Now, the House had every right to take its time in blessing the use of Skype and ooVoo. Security concerns are justified, given the abundance of horror stories involving security breaches in government and other industries as well. The problem with social media and other Web 2.0 applications is that their ubiquity opens whole new vectors for malware and other types of evil to infiltrate the corporate or government network. The proliferation of content on these types of sites is mind-boggling – photos, videos, wikis, blogs, tweets, and the list goes on and on. But, each one of these types of content can be a springboard for malware.
Given the viral nature of social media and the breadth of the social graph, it doesn’t take much for a virus to spread. A simple, innocent click on a link to your friend’s supposed Morocco vacation pictures may not yield camel pictures, but rather, expletives flowing out of your mouth when you see the Blue Screen of Death.
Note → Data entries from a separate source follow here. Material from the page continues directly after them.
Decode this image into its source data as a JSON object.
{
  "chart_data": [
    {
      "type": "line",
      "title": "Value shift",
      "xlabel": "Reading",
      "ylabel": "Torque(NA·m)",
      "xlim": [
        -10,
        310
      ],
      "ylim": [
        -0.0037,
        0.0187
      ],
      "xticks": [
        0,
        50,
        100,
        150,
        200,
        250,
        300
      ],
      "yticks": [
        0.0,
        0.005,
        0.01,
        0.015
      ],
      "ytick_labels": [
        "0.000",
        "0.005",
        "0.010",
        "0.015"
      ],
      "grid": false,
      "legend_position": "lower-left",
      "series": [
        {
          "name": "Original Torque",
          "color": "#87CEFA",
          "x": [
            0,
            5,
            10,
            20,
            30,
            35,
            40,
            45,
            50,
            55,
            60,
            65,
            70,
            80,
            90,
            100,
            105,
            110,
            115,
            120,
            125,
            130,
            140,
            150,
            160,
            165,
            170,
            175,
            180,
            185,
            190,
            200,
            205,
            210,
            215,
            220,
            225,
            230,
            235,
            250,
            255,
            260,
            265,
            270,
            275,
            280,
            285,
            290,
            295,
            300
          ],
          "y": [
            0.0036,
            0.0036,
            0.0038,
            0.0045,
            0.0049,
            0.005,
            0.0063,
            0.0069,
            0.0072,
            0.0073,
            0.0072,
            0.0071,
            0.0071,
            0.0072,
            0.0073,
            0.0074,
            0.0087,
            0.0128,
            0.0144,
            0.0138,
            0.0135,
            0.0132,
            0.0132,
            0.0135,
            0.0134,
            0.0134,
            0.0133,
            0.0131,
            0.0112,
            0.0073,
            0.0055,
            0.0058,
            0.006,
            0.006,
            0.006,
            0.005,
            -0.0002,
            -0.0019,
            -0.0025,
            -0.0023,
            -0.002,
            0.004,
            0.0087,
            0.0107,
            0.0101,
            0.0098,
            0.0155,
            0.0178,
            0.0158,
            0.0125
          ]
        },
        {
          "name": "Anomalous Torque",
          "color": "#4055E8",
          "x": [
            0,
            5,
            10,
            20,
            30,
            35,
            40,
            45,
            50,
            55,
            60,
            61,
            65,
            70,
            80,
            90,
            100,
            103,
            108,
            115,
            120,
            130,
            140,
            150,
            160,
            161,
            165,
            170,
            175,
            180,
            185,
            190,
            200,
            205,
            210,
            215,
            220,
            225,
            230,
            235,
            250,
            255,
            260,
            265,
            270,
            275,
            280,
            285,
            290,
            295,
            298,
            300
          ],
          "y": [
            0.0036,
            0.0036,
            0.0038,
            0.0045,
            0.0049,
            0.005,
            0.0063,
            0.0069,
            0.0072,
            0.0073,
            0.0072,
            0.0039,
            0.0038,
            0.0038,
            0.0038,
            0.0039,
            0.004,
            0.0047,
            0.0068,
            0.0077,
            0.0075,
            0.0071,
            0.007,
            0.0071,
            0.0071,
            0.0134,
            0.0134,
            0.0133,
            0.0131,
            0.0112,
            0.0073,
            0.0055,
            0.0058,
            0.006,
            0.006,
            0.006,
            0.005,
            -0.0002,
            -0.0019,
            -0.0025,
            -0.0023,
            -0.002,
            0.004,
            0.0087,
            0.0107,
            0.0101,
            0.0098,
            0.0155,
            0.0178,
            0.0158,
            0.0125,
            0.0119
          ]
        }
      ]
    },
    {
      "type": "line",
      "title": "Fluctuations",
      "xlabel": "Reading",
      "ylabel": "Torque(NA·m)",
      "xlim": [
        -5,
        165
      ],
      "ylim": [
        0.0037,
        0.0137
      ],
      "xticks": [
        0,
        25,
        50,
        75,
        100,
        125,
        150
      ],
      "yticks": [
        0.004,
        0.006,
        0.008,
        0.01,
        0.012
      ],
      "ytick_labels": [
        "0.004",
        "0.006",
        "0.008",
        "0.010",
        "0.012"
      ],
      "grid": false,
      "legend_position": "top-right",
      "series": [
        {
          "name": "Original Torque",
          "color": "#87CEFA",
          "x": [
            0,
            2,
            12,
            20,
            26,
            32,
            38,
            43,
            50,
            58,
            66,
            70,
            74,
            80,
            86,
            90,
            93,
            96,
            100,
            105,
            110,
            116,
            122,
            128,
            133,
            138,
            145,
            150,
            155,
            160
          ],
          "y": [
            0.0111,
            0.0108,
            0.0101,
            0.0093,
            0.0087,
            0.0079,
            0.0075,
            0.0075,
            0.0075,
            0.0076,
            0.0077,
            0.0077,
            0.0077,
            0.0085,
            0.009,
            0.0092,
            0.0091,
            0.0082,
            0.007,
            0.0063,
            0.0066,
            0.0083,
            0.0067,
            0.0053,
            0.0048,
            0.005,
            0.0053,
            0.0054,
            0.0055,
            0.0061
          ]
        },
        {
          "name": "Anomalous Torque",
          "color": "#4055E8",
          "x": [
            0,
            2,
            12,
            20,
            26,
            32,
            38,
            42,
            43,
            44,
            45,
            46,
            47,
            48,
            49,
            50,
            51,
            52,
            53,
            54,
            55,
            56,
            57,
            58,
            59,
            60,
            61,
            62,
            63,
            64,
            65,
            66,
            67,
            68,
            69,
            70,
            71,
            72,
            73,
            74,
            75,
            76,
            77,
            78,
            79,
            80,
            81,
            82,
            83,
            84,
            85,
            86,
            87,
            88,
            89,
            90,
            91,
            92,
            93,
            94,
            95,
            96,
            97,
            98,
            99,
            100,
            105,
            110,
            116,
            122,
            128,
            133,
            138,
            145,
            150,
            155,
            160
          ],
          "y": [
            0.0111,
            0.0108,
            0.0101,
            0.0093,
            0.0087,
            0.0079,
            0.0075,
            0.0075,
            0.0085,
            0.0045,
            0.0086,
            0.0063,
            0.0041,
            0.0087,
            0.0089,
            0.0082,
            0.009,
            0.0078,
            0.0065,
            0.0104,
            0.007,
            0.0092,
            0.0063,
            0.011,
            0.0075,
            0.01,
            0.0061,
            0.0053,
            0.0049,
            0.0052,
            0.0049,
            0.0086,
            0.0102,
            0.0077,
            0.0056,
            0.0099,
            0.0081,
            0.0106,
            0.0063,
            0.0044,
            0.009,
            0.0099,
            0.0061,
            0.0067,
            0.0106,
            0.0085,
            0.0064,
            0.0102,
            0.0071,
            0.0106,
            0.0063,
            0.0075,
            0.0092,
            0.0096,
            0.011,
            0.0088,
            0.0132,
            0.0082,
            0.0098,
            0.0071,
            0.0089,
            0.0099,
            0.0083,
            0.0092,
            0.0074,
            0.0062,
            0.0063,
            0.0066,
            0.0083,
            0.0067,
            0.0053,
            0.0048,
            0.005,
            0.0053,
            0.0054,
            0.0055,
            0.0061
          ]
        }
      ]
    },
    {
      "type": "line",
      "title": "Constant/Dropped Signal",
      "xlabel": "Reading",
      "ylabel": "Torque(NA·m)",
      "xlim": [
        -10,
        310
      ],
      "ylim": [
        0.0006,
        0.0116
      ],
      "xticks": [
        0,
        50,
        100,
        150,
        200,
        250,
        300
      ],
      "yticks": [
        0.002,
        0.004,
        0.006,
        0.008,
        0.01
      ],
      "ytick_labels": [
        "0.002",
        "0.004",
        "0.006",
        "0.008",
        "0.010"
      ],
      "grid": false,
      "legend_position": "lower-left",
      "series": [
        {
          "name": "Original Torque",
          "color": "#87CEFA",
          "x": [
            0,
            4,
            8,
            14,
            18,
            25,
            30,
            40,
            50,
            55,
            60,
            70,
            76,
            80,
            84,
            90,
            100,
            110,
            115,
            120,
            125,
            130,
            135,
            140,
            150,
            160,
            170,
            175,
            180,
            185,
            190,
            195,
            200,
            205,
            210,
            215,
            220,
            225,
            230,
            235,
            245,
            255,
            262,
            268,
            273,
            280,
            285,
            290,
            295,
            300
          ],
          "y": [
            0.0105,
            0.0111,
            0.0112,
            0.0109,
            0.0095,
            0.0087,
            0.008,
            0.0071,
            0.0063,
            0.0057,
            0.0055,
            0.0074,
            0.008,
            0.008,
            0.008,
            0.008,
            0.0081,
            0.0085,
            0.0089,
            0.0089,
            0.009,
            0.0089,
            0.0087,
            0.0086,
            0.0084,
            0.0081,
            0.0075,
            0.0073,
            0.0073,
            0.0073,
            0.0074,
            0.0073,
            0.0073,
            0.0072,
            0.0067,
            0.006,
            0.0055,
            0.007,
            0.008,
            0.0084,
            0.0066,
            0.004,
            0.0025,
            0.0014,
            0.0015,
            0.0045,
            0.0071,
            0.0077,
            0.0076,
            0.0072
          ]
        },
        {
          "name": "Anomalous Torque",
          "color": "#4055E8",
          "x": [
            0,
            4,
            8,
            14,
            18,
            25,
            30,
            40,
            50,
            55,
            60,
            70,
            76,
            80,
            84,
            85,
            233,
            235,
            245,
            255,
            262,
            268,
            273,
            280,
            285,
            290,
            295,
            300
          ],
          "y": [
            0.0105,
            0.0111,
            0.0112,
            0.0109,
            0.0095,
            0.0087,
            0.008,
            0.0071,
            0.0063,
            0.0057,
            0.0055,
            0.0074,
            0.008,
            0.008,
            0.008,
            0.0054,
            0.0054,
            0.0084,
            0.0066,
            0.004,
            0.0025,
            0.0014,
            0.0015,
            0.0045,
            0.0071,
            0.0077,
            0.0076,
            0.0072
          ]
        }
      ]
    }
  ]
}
That’s why you see so many security software and hardware vendors in the marketplace. They’re there for a reason. Not the sexiest technology, but definitely critical to your sanity and to the long-run viability of your company, or in the case of this blog entry, the House of Representatives. Having security systems and policies in place to control the glut of Web 2.0-type applications out there (Skype and ooVoo are just two of the thousands) is downright essential.
Without granular controls of social media, instant messaging, video conferencing, and the like, safely managing that fluid communications channel between government and the constituents becomes that much more difficult. Throw into the mix potential national security implications and one can see why security breaches aren’t taken lightly in government circles.
So, bravo to the House for giving the green light to Skype and ooVoo. Now, I can Skype my congresswoman to fix that pothole in front of my driveway.